The latest Lewis Capaldi music video has turned Peter Capaldi’s fanbase upside down, and all I can see in my timeline now are posts about ‘Someone you loved’. One scene in particular seems to have made quite an impression on Capaldis’ fans: the opening and closing train scene. I keep reading that the character played by Peter missed the train (because he is too deep in his thoughts, because he is sad…), so let me offer an alternative interpretation, based on the research I did during my PhD, when I studied train representation and symbolism in European Literature.

Peter’s character didn’t miss the train, because there was no train to miss in the first place. Did you see the train stop at the station? It didn’t, and that’s why Peter’s character was not supposed to board this train!

Now why is that?

Opening scene: a train is coming at a distance. A man is standing on a platform, with ear buds suggesting he is listening to music, only all we can hear are heartbeats, and these force us to fear the worse for the character: is he going to jump?

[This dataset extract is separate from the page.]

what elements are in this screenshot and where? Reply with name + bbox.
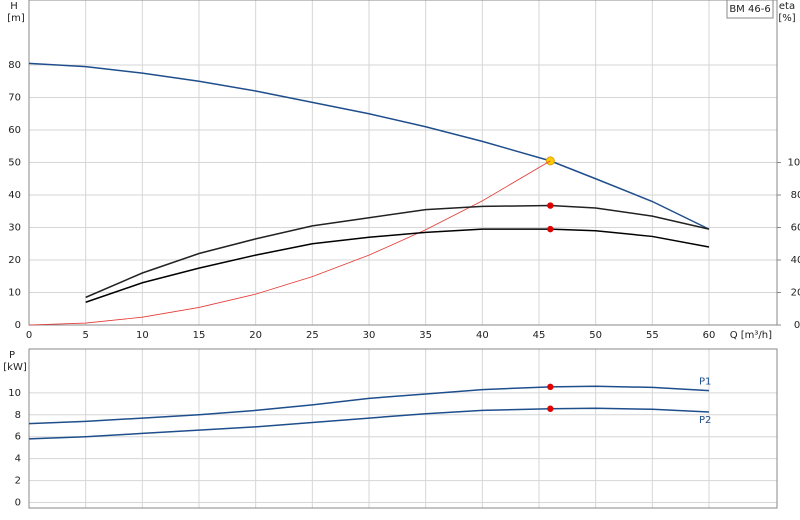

The audience is clearly entitled to fear that because the song then starts with the following lyrics:

‘I’m going under and this time I fear there’s no one to save me.’

Those words are clearly a suicide statement. And yet… the character hasn’t jumped, nor did the train stop.

Why?

Because the train is a representation of Charon, the ferryman of Hades. But instead of a boat, it is the train that allows dead people to travel from the world of the Living to the world of the Dead. The train doesn’t stop because it’s not the character’s time to die.

While the story unfolds, we discover why Peter’s character is going under. He lost someone close to him, and he is grieving.

The train scene seems to be the key scene of the music video, because once the story is completed, we find Peter’s character on the same platform as the train passes by, and the character seems to wake up from some sort of day dream. But it is not any day dream. It’s the story of the loss of the woman close to him and how she saved a life in the process.

While the train doesn’t stop to take Peter’s character to the world of the Dead, there is, however, a very important passenger on board that very train: the woman Peter’s character loved. She died, and as such, she can travel from one world to the other, using the train that wouldn’t stop for any living person, despite their wish to rejoice with their loved ones.

As for the fact that Peter’s character seems to wake up from a dream, it makes sense if you consider that the train has gone.

His loved one is gone to another world while he needs to learn to live on this one.